There Cloer was Wednesday, presiding over his first practice as the top dog. He is one of three new faces in the Greater Spokane League. The other newbies are Ben Cochran at Rogers and Jim Mace at Shadle Park.

Cloer had his players out earlier than any others across the league. They reported at 8 a.m. to do conditioning tests, including 40-yard dashes. Alas, sprints in football are still measured in yards, not meters.

About 90 minutes later, the Wildcats were on the practice field, and they concluded their first time with just the school’s second head coach at noon.

Cloer didn’t waste time earlier in the summer putting his mark on the program. He took his players to a different camp, eschewing the team camp at Whitworth where McLaughlin had been taking his teams.

So the Wildcats headed to a five-day camp at Wenatchee High School.

“We wanted to get the kids away and stay together as a team,” Cloer said. “At Whitworth, we didn’t have that. Most of the kids commuted. And we wanted a higher competition level.”

The camp at Wenatchee was something he attended as the defensive coordinator at Cascade of Everett.

“The kids stayed in the gym and we had a couple of scrimmages a day,” Cloer said.

Several returning players stood out and there were others who stepped up.

“It’s something we’ll look at again next year,” Cloer said.

• At Rogers, Cochran replaces Pirates alum Matt Miethe, who resigned to coach the offensive line at Whitworth.

It’s not Cochran’s first taste of being a head coach. He served as interim coach at 3A Lincoln of Tacoma in 2008.

Cochran instituted an 85-percent attendance rule to all summer weightlifting and conditioning sessions.

“The kids have risen to the challenge,” Cochran said. “We had 48 kids a day for two hours a day five days a week in July.”

Those who didn’t maintain 85-percent attendance won’t be left behind. They will be required to make up for lost time after two-a-day practices conclude, Cochran said.

Fridays in July were reserved for mostly team-building activities.

“We called them ‘Fun Fridays,’ ” Cochran said. “We went bowling and had a scavenger hunt.”

Thanks to boosters, the Pirates will have another entertaining event Friday. A theater has been reserved, free to the Pirates, to watch the debut of “When the Game Stands Tall” about legendary De La Salle High football coach Bob Ladouceur, who built a program from the ground up into a machine that won 151 straight games.

Cochran wrote a grant through Muscle Milk last year, and was given $16,000 to use for new uniforms. He purchased 50 home and away jerseys.

“They look like (University of Washington) jerseys,” he said. “We got them this week.”
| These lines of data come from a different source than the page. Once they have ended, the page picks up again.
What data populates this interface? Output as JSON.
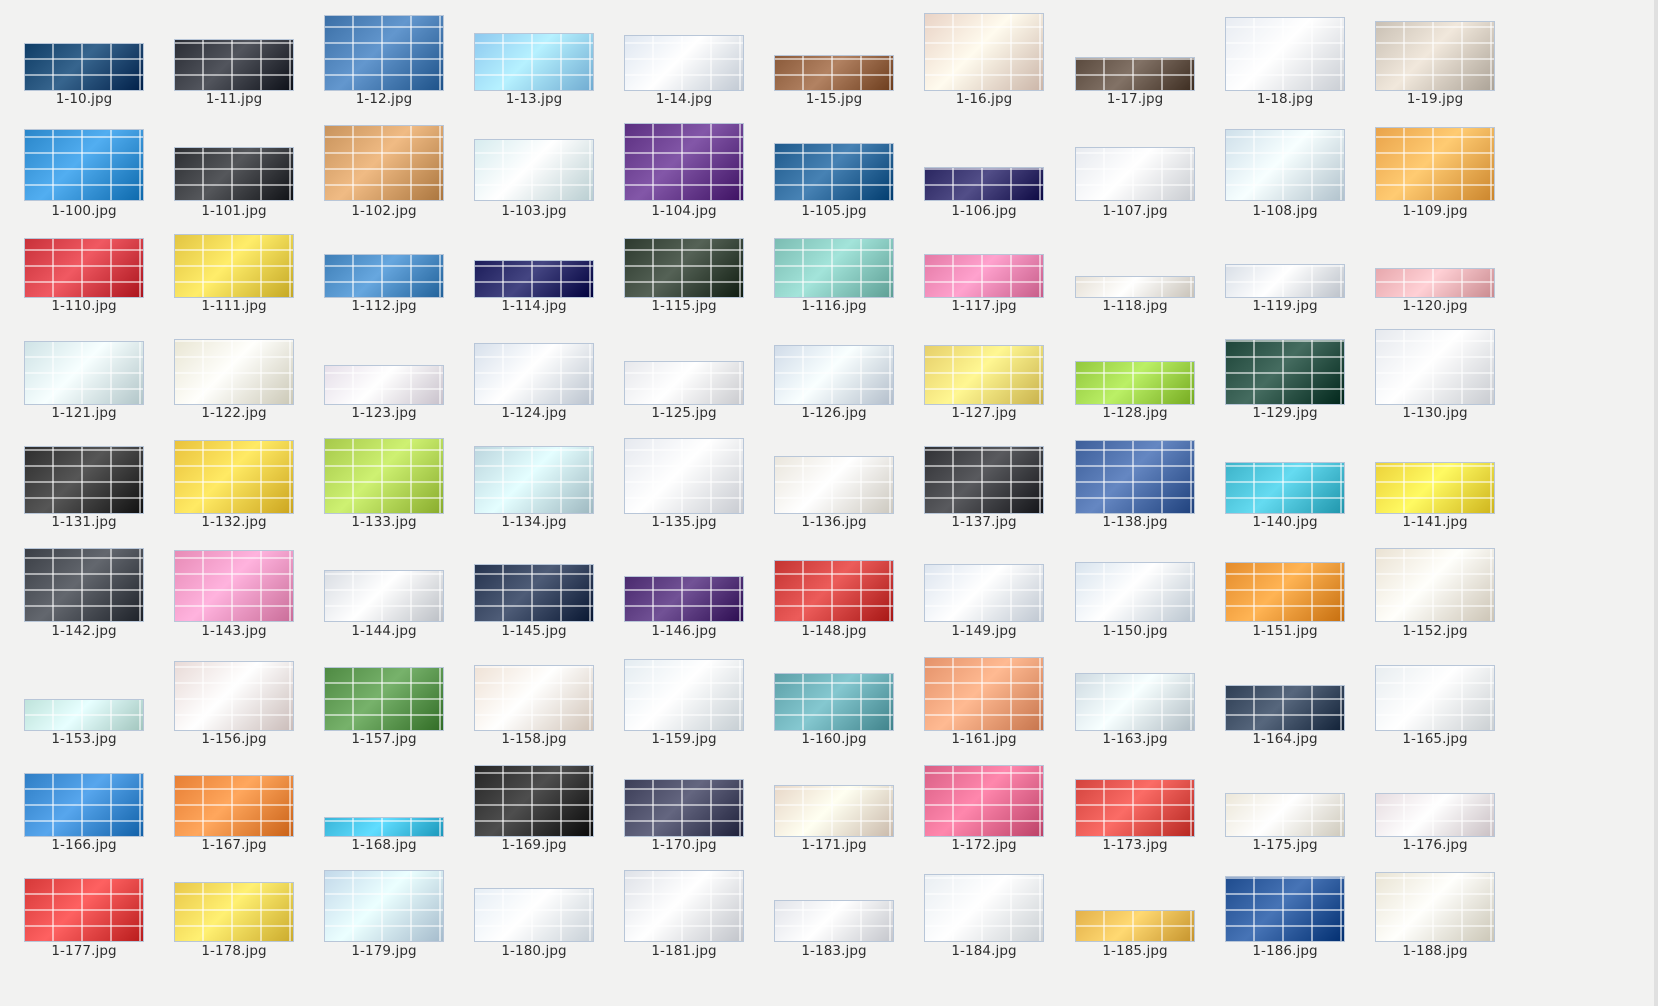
{
  "window": {
    "title": ""
  },
  "files": [
    {
      "name": "1-10.jpg",
      "h": 46,
      "theme": "#0f3d66"
    },
    {
      "name": "1-11.jpg",
      "h": 50,
      "theme": "#2a2d35"
    },
    {
      "name": "1-12.jpg",
      "h": 74,
      "theme": "#3b6fa6"
    },
    {
      "name": "1-13.jpg",
      "h": 56,
      "theme": "#8ec9ef"
    },
    {
      "name": "1-14.jpg",
      "h": 54,
      "theme": "#dfe7f1"
    },
    {
      "name": "1-15.jpg",
      "h": 34,
      "theme": "#8a5a3a"
    },
    {
      "name": "1-16.jpg",
      "h": 76,
      "theme": "#e9d3c6"
    },
    {
      "name": "1-17.jpg",
      "h": 32,
      "theme": "#5a4a3e"
    },
    {
      "name": "1-18.jpg",
      "h": 72,
      "theme": "#e8ecf2"
    },
    {
      "name": "1-19.jpg",
      "h": 68,
      "theme": "#c9c0b4"
    },
    {
      "name": "1-100.jpg",
      "h": 70,
      "theme": "#2a86c9"
    },
    {
      "name": "1-101.jpg",
      "h": 52,
      "theme": "#2d2f33"
    },
    {
      "name": "1-102.jpg",
      "h": 74,
      "theme": "#c8935c"
    },
    {
      "name": "1-103.jpg",
      "h": 60,
      "theme": "#d7ecef"
    },
    {
      "name": "1-104.jpg",
      "h": 76,
      "theme": "#5b2f80"
    },
    {
      "name": "1-105.jpg",
      "h": 56,
      "theme": "#1f5a8c"
    },
    {
      "name": "1-106.jpg",
      "h": 32,
      "theme": "#2a2660"
    },
    {
      "name": "1-107.jpg",
      "h": 52,
      "theme": "#e7eaef"
    },
    {
      "name": "1-108.jpg",
      "h": 70,
      "theme": "#cfe0ea"
    },
    {
      "name": "1-109.jpg",
      "h": 72,
      "theme": "#e9a34a"
    },
    {
      "name": "1-110.jpg",
      "h": 58,
      "theme": "#c8313a"
    },
    {
      "name": "1-111.jpg",
      "h": 62,
      "theme": "#e2c542"
    },
    {
      "name": "1-112.jpg",
      "h": 42,
      "theme": "#3f7fb7"
    },
    {
      "name": "1-114.jpg",
      "h": 36,
      "theme": "#1c1d5a"
    },
    {
      "name": "1-115.jpg",
      "h": 58,
      "theme": "#2d3a2e"
    },
    {
      "name": "1-116.jpg",
      "h": 58,
      "theme": "#7bbcb2"
    },
    {
      "name": "1-117.jpg",
      "h": 42,
      "theme": "#e47aa6"
    },
    {
      "name": "1-118.jpg",
      "h": 20,
      "theme": "#e6e0d6"
    },
    {
      "name": "1-119.jpg",
      "h": 32,
      "theme": "#d9dfe7"
    },
    {
      "name": "1-120.jpg",
      "h": 28,
      "theme": "#e7a8ad"
    },
    {
      "name": "1-121.jpg",
      "h": 62,
      "theme": "#cfe3e6"
    },
    {
      "name": "1-122.jpg",
      "h": 64,
      "theme": "#e9e6d4"
    },
    {
      "name": "1-123.jpg",
      "h": 38,
      "theme": "#e6dfe9"
    },
    {
      "name": "1-124.jpg",
      "h": 60,
      "theme": "#d8e1ec"
    },
    {
      "name": "1-125.jpg",
      "h": 42,
      "theme": "#e7e8ec"
    },
    {
      "name": "1-126.jpg",
      "h": 58,
      "theme": "#d1dce9"
    },
    {
      "name": "1-127.jpg",
      "h": 58,
      "theme": "#e6cf6a"
    },
    {
      "name": "1-128.jpg",
      "h": 42,
      "theme": "#93c83e"
    },
    {
      "name": "1-129.jpg",
      "h": 64,
      "theme": "#1d4438"
    },
    {
      "name": "1-130.jpg",
      "h": 74,
      "theme": "#e6e9ee"
    },
    {
      "name": "1-131.jpg",
      "h": 66,
      "theme": "#2e2e2e"
    },
    {
      "name": "1-132.jpg",
      "h": 72,
      "theme": "#e9c23c"
    },
    {
      "name": "1-133.jpg",
      "h": 74,
      "theme": "#a6c94a"
    },
    {
      "name": "1-134.jpg",
      "h": 66,
      "theme": "#bcd6de"
    },
    {
      "name": "1-135.jpg",
      "h": 74,
      "theme": "#e6e9ef"
    },
    {
      "name": "1-136.jpg",
      "h": 56,
      "theme": "#eae6dd"
    },
    {
      "name": "1-137.jpg",
      "h": 66,
      "theme": "#313236"
    },
    {
      "name": "1-138.jpg",
      "h": 72,
      "theme": "#3d5f9a"
    },
    {
      "name": "1-140.jpg",
      "h": 50,
      "theme": "#3db3c9"
    },
    {
      "name": "1-141.jpg",
      "h": 50,
      "theme": "#ecd23a"
    },
    {
      "name": "1-142.jpg",
      "h": 72,
      "theme": "#3b3f46"
    },
    {
      "name": "1-143.jpg",
      "h": 70,
      "theme": "#e78bb6"
    },
    {
      "name": "1-144.jpg",
      "h": 50,
      "theme": "#d9dde3"
    },
    {
      "name": "1-145.jpg",
      "h": 56,
      "theme": "#26344f"
    },
    {
      "name": "1-146.jpg",
      "h": 44,
      "theme": "#4a2a6e"
    },
    {
      "name": "1-148.jpg",
      "h": 60,
      "theme": "#c43432"
    },
    {
      "name": "1-149.jpg",
      "h": 56,
      "theme": "#dde5ef"
    },
    {
      "name": "1-150.jpg",
      "h": 58,
      "theme": "#d9e4ee"
    },
    {
      "name": "1-151.jpg",
      "h": 58,
      "theme": "#e48c2c"
    },
    {
      "name": "1-152.jpg",
      "h": 72,
      "theme": "#eae2d3"
    },
    {
      "name": "1-153.jpg",
      "h": 30,
      "theme": "#bfe3db"
    },
    {
      "name": "1-156.jpg",
      "h": 68,
      "theme": "#e8dad7"
    },
    {
      "name": "1-157.jpg",
      "h": 62,
      "theme": "#4f8a43"
    },
    {
      "name": "1-158.jpg",
      "h": 64,
      "theme": "#efe2d6"
    },
    {
      "name": "1-159.jpg",
      "h": 70,
      "theme": "#e4ecf1"
    },
    {
      "name": "1-160.jpg",
      "h": 56,
      "theme": "#5da0a8"
    },
    {
      "name": "1-161.jpg",
      "h": 72,
      "theme": "#e4926a"
    },
    {
      "name": "1-163.jpg",
      "h": 56,
      "theme": "#cfdbe2"
    },
    {
      "name": "1-164.jpg",
      "h": 44,
      "theme": "#2f3f55"
    },
    {
      "name": "1-165.jpg",
      "h": 64,
      "theme": "#e8edf0"
    },
    {
      "name": "1-166.jpg",
      "h": 62,
      "theme": "#2f7ec5"
    },
    {
      "name": "1-167.jpg",
      "h": 60,
      "theme": "#e77f35"
    },
    {
      "name": "1-168.jpg",
      "h": 18,
      "theme": "#38b5d8"
    },
    {
      "name": "1-169.jpg",
      "h": 70,
      "theme": "#262626"
    },
    {
      "name": "1-170.jpg",
      "h": 56,
      "theme": "#3c3e58"
    },
    {
      "name": "1-171.jpg",
      "h": 50,
      "theme": "#e8d8c9"
    },
    {
      "name": "1-172.jpg",
      "h": 70,
      "theme": "#d95f85"
    },
    {
      "name": "1-173.jpg",
      "h": 56,
      "theme": "#d3443e"
    },
    {
      "name": "1-175.jpg",
      "h": 42,
      "theme": "#ece7d9"
    },
    {
      "name": "1-176.jpg",
      "h": 42,
      "theme": "#e7dde1"
    },
    {
      "name": "1-177.jpg",
      "h": 62,
      "theme": "#d63939"
    },
    {
      "name": "1-178.jpg",
      "h": 58,
      "theme": "#e9c84a"
    },
    {
      "name": "1-179.jpg",
      "h": 70,
      "theme": "#c3d9ea"
    },
    {
      "name": "1-180.jpg",
      "h": 52,
      "theme": "#e6eef5"
    },
    {
      "name": "1-181.jpg",
      "h": 70,
      "theme": "#dfe2e8"
    },
    {
      "name": "1-183.jpg",
      "h": 40,
      "theme": "#e2e4ea"
    },
    {
      "name": "1-184.jpg",
      "h": 66,
      "theme": "#e9eef2"
    },
    {
      "name": "1-185.jpg",
      "h": 30,
      "theme": "#e3b14a"
    },
    {
      "name": "1-186.jpg",
      "h": 64,
      "theme": "#1f4c8e"
    },
    {
      "name": "1-188.jpg",
      "h": 68,
      "theme": "#e9e4d4"
    }
  ]
}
• At Shadle Park, Mace begins his first head coaching position, taking over for Alan Stanfield, who resigned to become offensive coordinator at Whitworth.

Mace, an assistant previously at Rogers, spent his first year at Shadle last fall coaching the defensive line.

“It’s the first time in my life that I’ve been mandated to do football every day,” Mace said of the transition from assistant to overseeing a program. “It’s a balancing act being productive and not overwhelming yourself.”